Climate change will affect up to one-third of the world’s population, but the impact will not be equal across countries

 
By Pulaha Roy
Published: Thursday 06 April 2023
Photo: iStock

The 27th Conference of the Parties (COP27) to the UN Framework Convention on Climate Change finally came up with the much-awaited “loss and damage” fund for vulnerable countries, the most talked about agenda. But questions still remain as to who is eligible for it.

Ahead of negotiations beginning in 2023, Down To Earth analysed various climate change-related datasets and mapped various future scenarios going forward.

For over 6,000 years, humans have restricted their habitat settlements to an annual average temperature of -11 to 15°C or climate niche. Currently—as of 2020—only 0.8 per cent of the world’s land surface experience annual temperature of more than 29°C or over.

But in a warming world, if emissions go unabated, this range could rise to 19 per cent of the Earth’s surface, affecting 3 billion of the projected 9 billion people, by 2070. India, according to the research, would be one of the worst-hit countries in Asia.

In a warming world, as seen in the maps, “climate suitability” would stretch to even the sparsely populated Arctic regions of the world. This expansion of the climate niche threshold could trigger the next wave of migration for people looking to locate to more temperate regions.

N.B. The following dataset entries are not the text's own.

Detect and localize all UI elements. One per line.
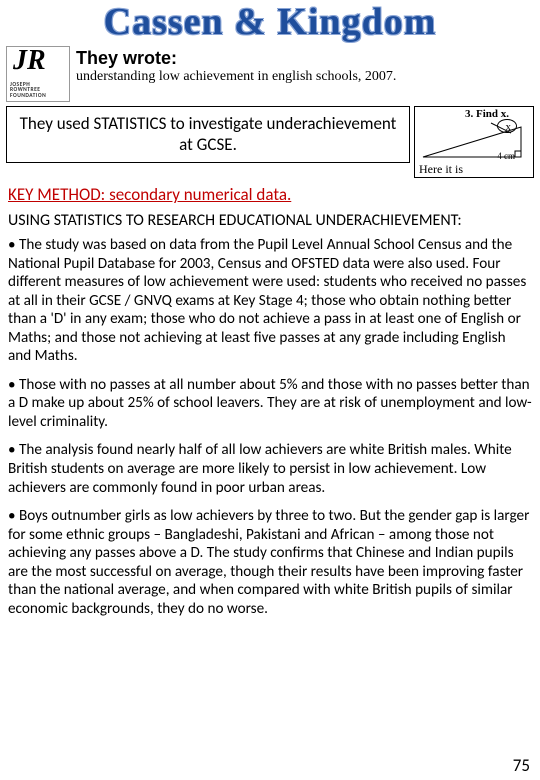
section-heading: USING STATISTICS TO RESEARCH EDUCATIONAL… [0, 209, 540, 236]
logo-initials: JR [13, 45, 46, 77]
paragraph-2: • Those with no passes at all number abo… [0, 376, 540, 442]
statistics-box: They used STATISTICS to investigate unde… [6, 106, 410, 163]
wrote-block: They wrote: understanding low achievemen… [76, 46, 534, 85]
findx-question: 3. Find x. [465, 108, 509, 120]
dimension-label: 4 cm [497, 151, 515, 161]
they-wrote-heading: They wrote: [76, 48, 534, 69]
paragraph-4: • Boys outnumber girls as low achievers … [0, 507, 540, 628]
paragraph-1: • The study was based on data from the P… [0, 236, 540, 376]
key-method: KEY METHOD: secondary numerical data. [0, 178, 540, 209]
mid-row: They used STATISTICS to investigate unde… [0, 106, 540, 178]
page-title: Cassen & Kingdom [0, 0, 540, 46]
page-number: 75 [513, 755, 530, 776]
paragraph-3: • The analysis found nearly half of all … [0, 441, 540, 507]
find-x-joke: 3. Find x. x 4 cm Here it is [414, 106, 534, 178]
logo-line3: FOUNDATION [10, 93, 46, 99]
book-subtitle: understanding low achievement in english… [76, 69, 534, 85]
logo-text: JOSEPH ROWNTREE FOUNDATION [10, 83, 46, 100]
jrf-logo: JR JOSEPH ROWNTREE FOUNDATION [6, 46, 70, 102]
header-row: JR JOSEPH ROWNTREE FOUNDATION They wrote… [0, 46, 540, 106]
findx-answer: Here it is [419, 162, 463, 177]
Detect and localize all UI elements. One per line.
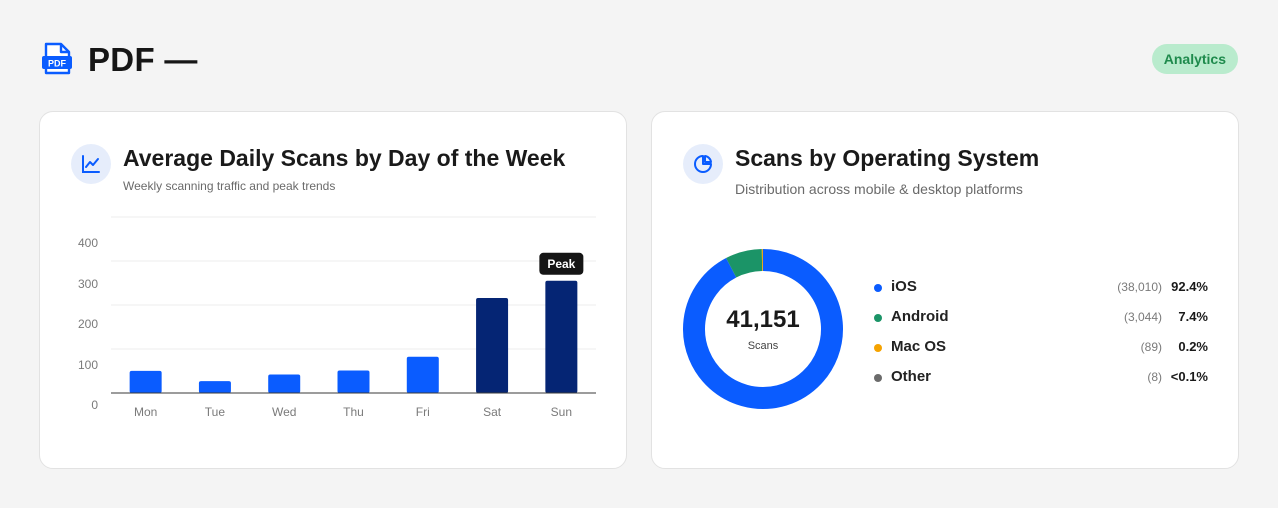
daily-scans-bar-chart: 0 100 200 300 400 Mon Tue Wed Thu Fri Sat Sun Peak (78, 216, 596, 419)
x-tick-label: Mon (134, 405, 157, 419)
x-tick-label: Thu (343, 405, 364, 419)
x-tick-label: Wed (272, 405, 296, 419)
legend-count: (38,010) (1117, 280, 1162, 294)
bar-mon[interactable] (129, 370, 162, 393)
bar-wed[interactable] (268, 374, 301, 393)
legend-item-other[interactable]: Other (8) <0.1% (874, 364, 1208, 394)
donut-total-label: Scans (747, 340, 779, 352)
legend-dot-mac-os (874, 344, 882, 352)
os-donut-chart (683, 249, 843, 409)
legend-name: Other (891, 368, 932, 385)
x-tick-label: Fri (416, 405, 430, 419)
os-scans-title: Scans by Operating System (735, 145, 1040, 171)
os-scans-subtitle: Distribution across mobile & desktop pla… (735, 181, 1023, 197)
bar-thu[interactable] (337, 370, 370, 393)
x-tick-label: Tue (205, 405, 226, 419)
bar-fri[interactable] (406, 356, 439, 393)
peak-tag: Peak (539, 252, 584, 275)
legend-pct: <0.1% (1170, 369, 1208, 384)
donut-total: 41,151 (726, 306, 800, 333)
legend-item-ios[interactable]: iOS (38,010) 92.4% (874, 274, 1208, 304)
daily-scans-title: Average Daily Scans by Day of the Week (123, 145, 566, 171)
x-tick-label: Sun (551, 405, 572, 419)
line-chart-icon (71, 144, 111, 184)
legend-pct: 92.4% (1171, 279, 1208, 294)
legend-count: (8) (1147, 370, 1162, 384)
peak-label: Peak (547, 257, 575, 271)
y-tick-label: 300 (78, 277, 98, 291)
pdf-icon-label: PDF (48, 59, 67, 69)
legend-pct: 7.4% (1178, 309, 1208, 324)
bar-sat[interactable] (476, 297, 509, 393)
donut-slice-android[interactable] (726, 249, 763, 278)
legend-dot-other (874, 374, 882, 382)
legend-name: Mac OS (891, 338, 947, 355)
bar-sun[interactable] (545, 280, 578, 393)
legend-name: iOS (891, 278, 917, 295)
daily-scans-subtitle: Weekly scanning traffic and peak trends (123, 179, 336, 193)
page-title: PDF — (88, 41, 198, 78)
os-legend: iOS (38,010) 92.4% Android (3,044) 7.4% … (874, 274, 1208, 394)
analytics-badge[interactable]: Analytics (1151, 44, 1238, 74)
legend-item-mac-os[interactable]: Mac OS (89) 0.2% (874, 334, 1208, 364)
legend-dot-android (874, 314, 882, 322)
y-tick-label: 100 (78, 358, 98, 372)
os-scans-card: Scans by Operating System Distribution a… (651, 111, 1239, 469)
legend-name: Android (891, 308, 949, 325)
y-tick-label: 200 (78, 317, 98, 331)
legend-pct: 0.2% (1178, 339, 1208, 354)
page-header: PDF PDF — Analytics (40, 40, 1238, 80)
y-tick-label: 0 (91, 398, 98, 412)
x-tick-label: Sat (483, 405, 502, 419)
legend-count: (3,044) (1123, 310, 1162, 324)
donut-slice-ios[interactable] (683, 249, 843, 409)
pdf-file-icon: PDF (42, 42, 72, 75)
pie-chart-icon (683, 144, 723, 184)
bar-tue[interactable] (198, 381, 231, 393)
legend-item-android[interactable]: Android (3,044) 7.4% (874, 304, 1208, 334)
daily-scans-card: Average Daily Scans by Day of the Week W… (39, 111, 627, 469)
y-tick-label: 400 (78, 236, 98, 250)
legend-dot-ios (874, 284, 882, 292)
legend-count: (89) (1140, 340, 1162, 354)
donut-center: 41,151 Scans (682, 248, 844, 410)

To identify how migration in the future would look like, Down To Earth mapped migration hotspots as per the World Bank’s “Groundswell Part 2” report. According to the report, 216 million people will be migrating within their own countries.

While migration is often influenced by various reasons, socio-economic, political and environmental, the sub-Saharan and African regions will report the maximum number of internal migrants, up to 40 per cent of the global migration. East Asian and Pacific countries (23 per cent) and South Asian countries (19 per cent) are the next hotspots globally.

According to the report, while the Global South will bear the maximum burden of internal migration, the reasons might vary from region to region, depending on various climate change-related issues like water scarcity or rising sea level.

While climate change is a global phenomenon, a common thread across various datasets is how the sub-Saharan countries are disproportionately affected due to global warming.

As seen in the maps and across other future climate scenarios, the region stretching from Senegal in the west to Somalia in the east of the African continent, will be the hardest-hit if emissions are not reduced. Niger will be experiencing 238 days of temperature hovering over 35°C, followed by Mali (231) and Sudan (223).

The whole of the Global South will be affected as mortality costs will be into much of their GDPs or gross domestic products. In Niger, the most heat stress-affected country, mortality costs would eat 16 per cent of its GDP, followed by Sudan (11 per cent), Mali and Mauritania (10 per cent).